The occasion of the 50th anniversary, of course, provides the rationale for a 50-year plan, and the beauty of it being such is that it would be a non-statutory process. It would have no teeth, but could nevertheless become a powerfully influential document. Being non-statutory, and being 50-year, means that it can be a broad-brushstroke, overarching plan, produced quickly and collaboratively. Much of the legwork could be done on a voluntary basis, and with the professional assistance pro bono, so that production of the 50-year plan epitomises the approach required for the new, collaborative model needed if Auckland Regional Parks network is to prosper and grow towards 2065. The last word goes to a lifelong Te Muri devotee:
The world’s most liveable city isn’t just about rail passenger transport and affordable housing.
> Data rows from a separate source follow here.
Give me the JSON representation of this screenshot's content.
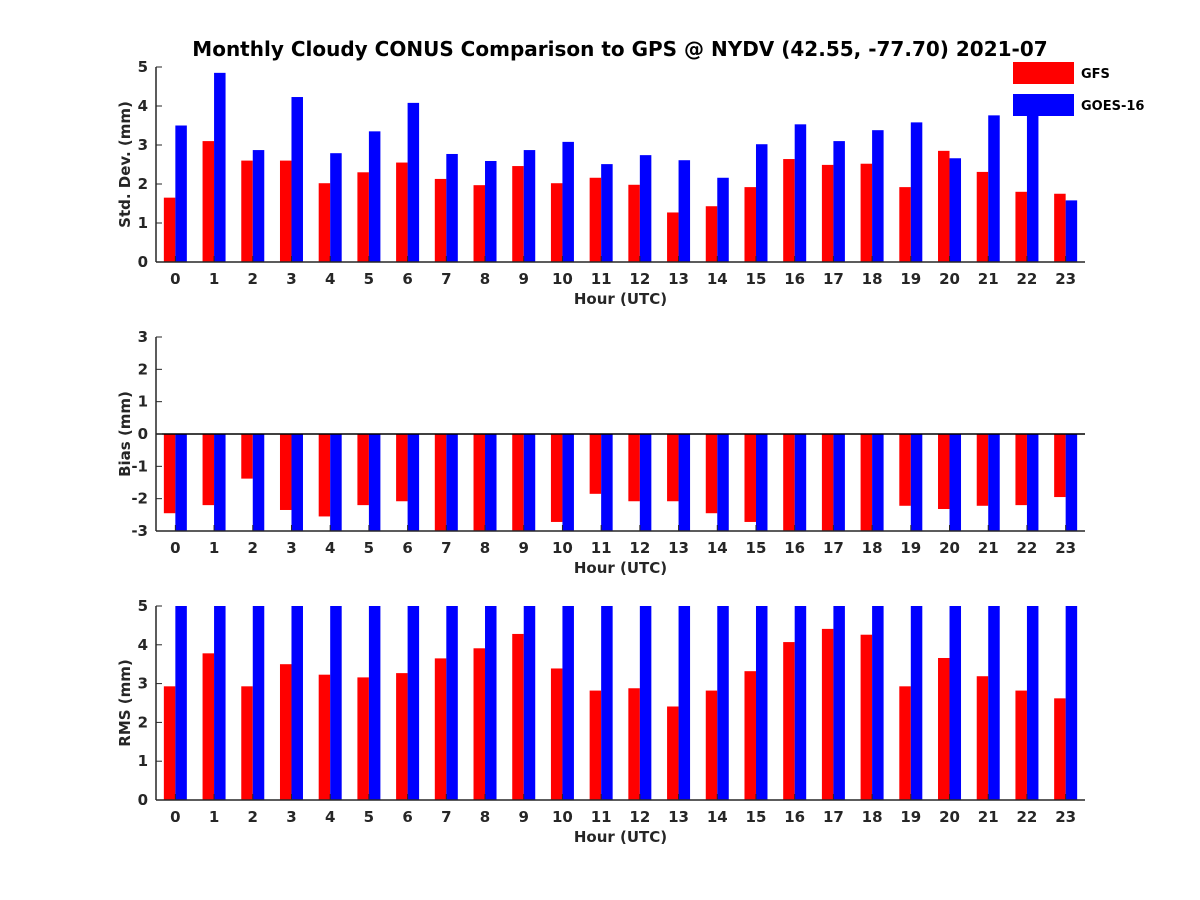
{
  "title": "Monthly Cloudy CONUS Comparison to GPS @ NYDV (42.55, -77.70) 2021-07",
  "colors": {
    "GFS": "#ff0000",
    "GOES-16": "#0000ff"
  },
  "legend": [
    "GFS",
    "GOES-16"
  ],
  "chart_data": [
    {
      "type": "bar",
      "x": [
        0,
        1,
        2,
        3,
        4,
        5,
        6,
        7,
        8,
        9,
        10,
        11,
        12,
        13,
        14,
        15,
        16,
        17,
        18,
        19,
        20,
        21,
        22,
        23
      ],
      "xlabel": "Hour (UTC)",
      "ylabel": "Std. Dev. (mm)",
      "ylim": [
        0,
        5
      ],
      "yticks": [
        0,
        1,
        2,
        3,
        4,
        5
      ],
      "legend": "top-right",
      "series": [
        {
          "name": "GFS",
          "values": [
            1.65,
            3.1,
            2.6,
            2.6,
            2.02,
            2.3,
            2.55,
            2.13,
            1.97,
            2.46,
            2.02,
            2.16,
            1.98,
            1.27,
            1.43,
            1.92,
            2.64,
            2.49,
            2.52,
            1.92,
            2.85,
            2.31,
            1.8,
            1.75
          ]
        },
        {
          "name": "GOES-16",
          "values": [
            3.5,
            4.85,
            2.87,
            4.23,
            2.79,
            3.35,
            4.08,
            2.77,
            2.59,
            2.87,
            3.08,
            2.51,
            2.74,
            2.61,
            2.16,
            3.02,
            3.53,
            3.1,
            3.38,
            3.58,
            2.66,
            3.76,
            4.0,
            1.58
          ]
        }
      ]
    },
    {
      "type": "bar",
      "x": [
        0,
        1,
        2,
        3,
        4,
        5,
        6,
        7,
        8,
        9,
        10,
        11,
        12,
        13,
        14,
        15,
        16,
        17,
        18,
        19,
        20,
        21,
        22,
        23
      ],
      "xlabel": "Hour (UTC)",
      "ylabel": "Bias (mm)",
      "ylim": [
        -3,
        3
      ],
      "yticks": [
        -3,
        -2,
        -1,
        0,
        1,
        2,
        3
      ],
      "series": [
        {
          "name": "GFS",
          "values": [
            -2.45,
            -2.2,
            -1.38,
            -2.35,
            -2.55,
            -2.2,
            -2.08,
            -3.0,
            -3.0,
            -3.0,
            -2.72,
            -1.85,
            -2.08,
            -2.08,
            -2.45,
            -2.72,
            -3.0,
            -3.0,
            -3.0,
            -2.22,
            -2.32,
            -2.22,
            -2.2,
            -1.95
          ]
        },
        {
          "name": "GOES-16",
          "values": [
            -3.0,
            -3.0,
            -3.0,
            -3.0,
            -3.0,
            -3.0,
            -3.0,
            -3.0,
            -3.0,
            -3.0,
            -3.0,
            -3.0,
            -3.0,
            -3.0,
            -3.0,
            -3.0,
            -3.0,
            -3.0,
            -3.0,
            -3.0,
            -3.0,
            -3.0,
            -3.0,
            -3.0
          ]
        }
      ]
    },
    {
      "type": "bar",
      "x": [
        0,
        1,
        2,
        3,
        4,
        5,
        6,
        7,
        8,
        9,
        10,
        11,
        12,
        13,
        14,
        15,
        16,
        17,
        18,
        19,
        20,
        21,
        22,
        23
      ],
      "xlabel": "Hour (UTC)",
      "ylabel": "RMS (mm)",
      "ylim": [
        0,
        5
      ],
      "yticks": [
        0,
        1,
        2,
        3,
        4,
        5
      ],
      "series": [
        {
          "name": "GFS",
          "values": [
            2.93,
            3.78,
            2.93,
            3.5,
            3.23,
            3.16,
            3.27,
            3.65,
            3.91,
            4.28,
            3.39,
            2.82,
            2.88,
            2.41,
            2.82,
            3.32,
            4.07,
            4.41,
            4.26,
            2.93,
            3.66,
            3.19,
            2.82,
            2.62
          ]
        },
        {
          "name": "GOES-16",
          "values": [
            5,
            5,
            5,
            5,
            5,
            5,
            5,
            5,
            5,
            5,
            5,
            5,
            5,
            5,
            5,
            5,
            5,
            5,
            5,
            5,
            5,
            5,
            5,
            5
          ]
        }
      ]
    }
  ]
}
The best housing, hard infrastructure, employment opportunities and economy can only ever make a city good—maybe, very good. To be outstanding, a city needs a quality natural environment, along with civic spaces, arts, culture, and community. It needs opportunities for experiences and expression. The role and character of the regional parks is distinctly different from other open space. They provide a key component of a genuinely world-class city that is distinctly Aotearoa, and unmistakeably Auckland.
After five years of unitary and long-term planning, there is no vision and no plan for the Auckland Regional Parks. However, this deficiency can quickly be addressed, led by Auckland Council’s parks, recreation and sport committee, and aided by an adoring regional parks community.